Particolarmente atroce fu la persecuzione in Romania, nelle cui carceri il regime comunista sperimentava metodi di tortura bestiali, specialmente sui giovani studenti cattolici e sui seminaristi rinchiusi in prigione per la loro fede. Nel carcere di Potesti, 130 km ad Ovest di Bucarest, i ragazzi venivano percossi a sangue, poi costretti a pulire i pavimenti imbrattati di sangue e di sporcizia con uno straccio tenuto tra i denti; il cibo era loro servito nello stesso vaso usato per defecare. Chi vomitava era costretto a ingurgitare il proprio vomito. I giovani erano spesso privati del sonno: chi si addormentava veniva svegliato a colpi di tubo di gomma assestati sulle piante dei piedi e, per punizione, veniva costretto a camminare per ore ed ore nel cortile del carcere senza potersi fermare un istante. Questa tortura giungeva quasi sempre a togliere la conoscenza e in qualche caso portava alla morte. Alto il tributo di sangue pagato anche dalla Cecoslovacchia, di cui si ricordano in particolare i 7000 sacerdoti internati nei campi di lavoro forzato e la splendida figura di Suora Zdenka Schelingova. Sorpresa ad aiutare la fuga dall'ospedale di Bratislava di un sacerdote che doveva essere deportato in Siberia, fu condannata a 16 anni e rinchiusa nel carcere di Praga, dove subì quotidianamente torture disumane: appesa a testa in giù e picchiata per ore ed ore. Ridotta così in fin di vita, morì tre mesi dopo il rilascio. Dal 1968, dopo la cosiddetta «Primavera di Praga» soffocata nel sangue dai carri armati russi, la persecuzione comunista riprese più violenta. Si tentò l'eliminazione totale dei vescovi, mediante uccisione, imprigionamento o deportazione in Siberia. Migliaia di martiri si contano anche in Bulgaria, tra i quali si distingue la nobile figura del vescovo di Russe, il beato mons.

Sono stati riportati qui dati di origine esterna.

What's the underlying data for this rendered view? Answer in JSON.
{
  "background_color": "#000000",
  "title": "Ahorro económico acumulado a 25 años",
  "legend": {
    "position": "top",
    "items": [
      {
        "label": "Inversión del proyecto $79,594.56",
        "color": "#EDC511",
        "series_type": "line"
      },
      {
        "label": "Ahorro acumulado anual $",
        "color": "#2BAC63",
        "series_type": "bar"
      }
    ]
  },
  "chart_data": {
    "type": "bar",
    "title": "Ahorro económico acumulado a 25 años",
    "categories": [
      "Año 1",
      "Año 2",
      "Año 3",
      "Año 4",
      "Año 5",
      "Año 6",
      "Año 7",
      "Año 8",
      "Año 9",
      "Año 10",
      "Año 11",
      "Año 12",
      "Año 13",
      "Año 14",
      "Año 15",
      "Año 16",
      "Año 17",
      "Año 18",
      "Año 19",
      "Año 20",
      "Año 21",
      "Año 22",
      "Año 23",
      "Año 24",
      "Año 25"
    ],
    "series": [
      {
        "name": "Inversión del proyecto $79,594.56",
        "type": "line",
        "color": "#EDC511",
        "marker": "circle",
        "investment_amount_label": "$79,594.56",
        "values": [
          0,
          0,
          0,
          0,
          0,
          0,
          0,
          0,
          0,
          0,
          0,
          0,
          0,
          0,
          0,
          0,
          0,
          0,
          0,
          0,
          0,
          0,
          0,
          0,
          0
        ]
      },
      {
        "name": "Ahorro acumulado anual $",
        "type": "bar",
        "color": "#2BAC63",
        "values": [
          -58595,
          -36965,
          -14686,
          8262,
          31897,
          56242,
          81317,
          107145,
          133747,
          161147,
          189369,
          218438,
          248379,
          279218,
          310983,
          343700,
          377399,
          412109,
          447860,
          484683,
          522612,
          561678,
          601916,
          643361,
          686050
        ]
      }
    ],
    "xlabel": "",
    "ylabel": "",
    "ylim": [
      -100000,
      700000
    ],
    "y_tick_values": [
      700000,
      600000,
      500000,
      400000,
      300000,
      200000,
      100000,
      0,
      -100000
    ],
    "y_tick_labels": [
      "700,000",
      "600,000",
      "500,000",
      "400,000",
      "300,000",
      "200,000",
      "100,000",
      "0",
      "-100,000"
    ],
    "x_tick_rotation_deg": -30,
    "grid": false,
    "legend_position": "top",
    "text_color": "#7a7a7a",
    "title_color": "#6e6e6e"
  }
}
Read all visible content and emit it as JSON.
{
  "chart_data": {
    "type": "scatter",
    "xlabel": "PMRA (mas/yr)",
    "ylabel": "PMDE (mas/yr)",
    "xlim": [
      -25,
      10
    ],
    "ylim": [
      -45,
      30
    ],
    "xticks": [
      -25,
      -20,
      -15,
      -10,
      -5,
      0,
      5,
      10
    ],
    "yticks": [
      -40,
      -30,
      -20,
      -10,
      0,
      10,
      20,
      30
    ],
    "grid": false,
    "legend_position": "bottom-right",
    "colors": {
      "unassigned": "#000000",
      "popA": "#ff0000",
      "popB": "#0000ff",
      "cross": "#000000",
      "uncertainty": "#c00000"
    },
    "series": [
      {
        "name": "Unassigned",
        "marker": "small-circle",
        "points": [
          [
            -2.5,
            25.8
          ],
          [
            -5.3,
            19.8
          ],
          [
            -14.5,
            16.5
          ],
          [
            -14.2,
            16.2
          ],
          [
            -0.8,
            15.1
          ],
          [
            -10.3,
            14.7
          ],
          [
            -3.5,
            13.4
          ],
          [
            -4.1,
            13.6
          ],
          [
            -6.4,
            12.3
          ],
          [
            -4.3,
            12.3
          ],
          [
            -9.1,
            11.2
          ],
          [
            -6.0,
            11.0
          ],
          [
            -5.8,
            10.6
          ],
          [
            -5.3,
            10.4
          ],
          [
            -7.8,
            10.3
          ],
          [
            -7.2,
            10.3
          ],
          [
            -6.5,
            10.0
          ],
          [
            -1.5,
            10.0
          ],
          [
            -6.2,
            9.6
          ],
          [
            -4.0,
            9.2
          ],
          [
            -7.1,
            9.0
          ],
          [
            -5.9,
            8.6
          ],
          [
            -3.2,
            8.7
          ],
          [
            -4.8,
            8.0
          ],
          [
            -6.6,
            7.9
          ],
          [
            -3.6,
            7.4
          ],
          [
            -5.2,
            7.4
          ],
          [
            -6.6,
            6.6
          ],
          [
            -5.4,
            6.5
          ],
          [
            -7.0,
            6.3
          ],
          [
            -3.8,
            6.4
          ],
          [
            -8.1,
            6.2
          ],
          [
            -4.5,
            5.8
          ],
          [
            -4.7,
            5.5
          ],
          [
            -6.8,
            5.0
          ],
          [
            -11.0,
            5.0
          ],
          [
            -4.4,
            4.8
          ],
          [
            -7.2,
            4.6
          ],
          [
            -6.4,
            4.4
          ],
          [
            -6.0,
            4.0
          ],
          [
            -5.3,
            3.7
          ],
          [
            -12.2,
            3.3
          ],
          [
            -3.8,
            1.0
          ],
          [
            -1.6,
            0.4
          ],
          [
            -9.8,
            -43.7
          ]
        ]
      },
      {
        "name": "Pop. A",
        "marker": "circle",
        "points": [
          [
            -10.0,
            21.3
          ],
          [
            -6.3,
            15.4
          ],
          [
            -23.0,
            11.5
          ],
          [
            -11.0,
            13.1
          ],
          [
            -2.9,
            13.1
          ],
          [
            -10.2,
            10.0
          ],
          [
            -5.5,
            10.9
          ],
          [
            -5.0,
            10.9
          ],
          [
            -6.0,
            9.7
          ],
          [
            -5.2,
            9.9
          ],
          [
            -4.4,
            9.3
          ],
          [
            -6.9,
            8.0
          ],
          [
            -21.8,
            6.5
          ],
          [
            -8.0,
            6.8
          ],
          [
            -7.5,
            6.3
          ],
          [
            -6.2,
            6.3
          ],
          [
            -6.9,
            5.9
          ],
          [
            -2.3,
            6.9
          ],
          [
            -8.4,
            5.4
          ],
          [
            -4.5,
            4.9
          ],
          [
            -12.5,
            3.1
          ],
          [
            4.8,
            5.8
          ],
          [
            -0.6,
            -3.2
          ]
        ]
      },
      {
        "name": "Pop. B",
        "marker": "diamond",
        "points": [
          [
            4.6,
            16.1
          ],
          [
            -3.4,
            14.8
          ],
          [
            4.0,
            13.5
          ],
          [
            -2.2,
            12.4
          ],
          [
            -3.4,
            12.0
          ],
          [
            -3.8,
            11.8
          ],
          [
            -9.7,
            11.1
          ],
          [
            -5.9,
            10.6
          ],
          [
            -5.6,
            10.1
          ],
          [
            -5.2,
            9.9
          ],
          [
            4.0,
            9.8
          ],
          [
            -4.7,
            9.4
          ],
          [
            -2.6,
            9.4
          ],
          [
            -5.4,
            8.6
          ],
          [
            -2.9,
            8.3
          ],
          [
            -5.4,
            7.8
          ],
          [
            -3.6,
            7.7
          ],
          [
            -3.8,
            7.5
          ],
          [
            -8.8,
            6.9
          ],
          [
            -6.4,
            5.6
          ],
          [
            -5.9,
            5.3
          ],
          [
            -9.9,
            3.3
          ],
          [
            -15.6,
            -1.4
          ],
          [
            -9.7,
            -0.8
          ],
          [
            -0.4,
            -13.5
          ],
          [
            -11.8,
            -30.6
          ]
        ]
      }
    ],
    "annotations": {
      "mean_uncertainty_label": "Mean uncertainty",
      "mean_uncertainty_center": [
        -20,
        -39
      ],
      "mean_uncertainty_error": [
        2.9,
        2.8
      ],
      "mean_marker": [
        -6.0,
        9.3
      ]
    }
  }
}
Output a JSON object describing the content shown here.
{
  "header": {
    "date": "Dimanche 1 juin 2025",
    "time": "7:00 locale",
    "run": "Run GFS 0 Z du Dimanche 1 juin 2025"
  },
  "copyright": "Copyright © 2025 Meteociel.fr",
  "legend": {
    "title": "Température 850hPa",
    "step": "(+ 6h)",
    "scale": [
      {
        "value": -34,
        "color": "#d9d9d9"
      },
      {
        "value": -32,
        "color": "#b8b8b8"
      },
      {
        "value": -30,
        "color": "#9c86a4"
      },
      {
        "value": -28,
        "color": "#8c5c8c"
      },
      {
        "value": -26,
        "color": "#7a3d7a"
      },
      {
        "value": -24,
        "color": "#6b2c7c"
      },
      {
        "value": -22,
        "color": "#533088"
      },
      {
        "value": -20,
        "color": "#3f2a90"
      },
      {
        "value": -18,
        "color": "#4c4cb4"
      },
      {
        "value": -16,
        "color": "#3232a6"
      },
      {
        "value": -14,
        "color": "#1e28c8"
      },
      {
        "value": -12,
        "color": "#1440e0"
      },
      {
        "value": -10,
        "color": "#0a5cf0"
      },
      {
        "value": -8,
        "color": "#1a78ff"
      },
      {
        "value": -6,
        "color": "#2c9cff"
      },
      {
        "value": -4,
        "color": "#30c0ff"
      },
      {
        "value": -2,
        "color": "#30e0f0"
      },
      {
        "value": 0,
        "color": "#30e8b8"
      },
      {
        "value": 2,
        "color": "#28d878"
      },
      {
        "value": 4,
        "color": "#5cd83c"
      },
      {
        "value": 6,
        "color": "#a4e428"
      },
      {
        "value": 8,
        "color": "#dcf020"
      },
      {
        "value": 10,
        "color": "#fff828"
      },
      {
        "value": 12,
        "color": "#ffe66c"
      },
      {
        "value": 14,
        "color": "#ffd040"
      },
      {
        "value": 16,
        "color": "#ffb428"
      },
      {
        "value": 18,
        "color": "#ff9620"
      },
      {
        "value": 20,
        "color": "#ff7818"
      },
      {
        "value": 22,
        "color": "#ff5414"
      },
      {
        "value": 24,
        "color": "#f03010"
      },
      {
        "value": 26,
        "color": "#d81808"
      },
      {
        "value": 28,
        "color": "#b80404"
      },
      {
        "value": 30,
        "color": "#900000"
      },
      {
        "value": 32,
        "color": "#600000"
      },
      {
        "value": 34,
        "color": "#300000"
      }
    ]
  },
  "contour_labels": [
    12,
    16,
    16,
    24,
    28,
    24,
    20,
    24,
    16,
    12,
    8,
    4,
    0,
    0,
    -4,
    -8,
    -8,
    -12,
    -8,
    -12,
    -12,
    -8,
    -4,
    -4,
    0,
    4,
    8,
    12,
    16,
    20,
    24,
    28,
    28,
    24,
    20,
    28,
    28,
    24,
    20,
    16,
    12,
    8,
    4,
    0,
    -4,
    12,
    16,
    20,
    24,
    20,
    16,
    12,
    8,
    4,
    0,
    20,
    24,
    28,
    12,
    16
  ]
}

Eugenio Bossilkov, giustiziato dopo inumane torture nel 1952. Crollato il comunismo si tracciò il bilancio dell'immane persecuzione: quasi tutti i vescovi albanesi uccisi tra torture dolorosissime; su un totale di 256 preti ne erano rimasti solo 27, mentre decine di migliaia di cristiani risultavano uccisi.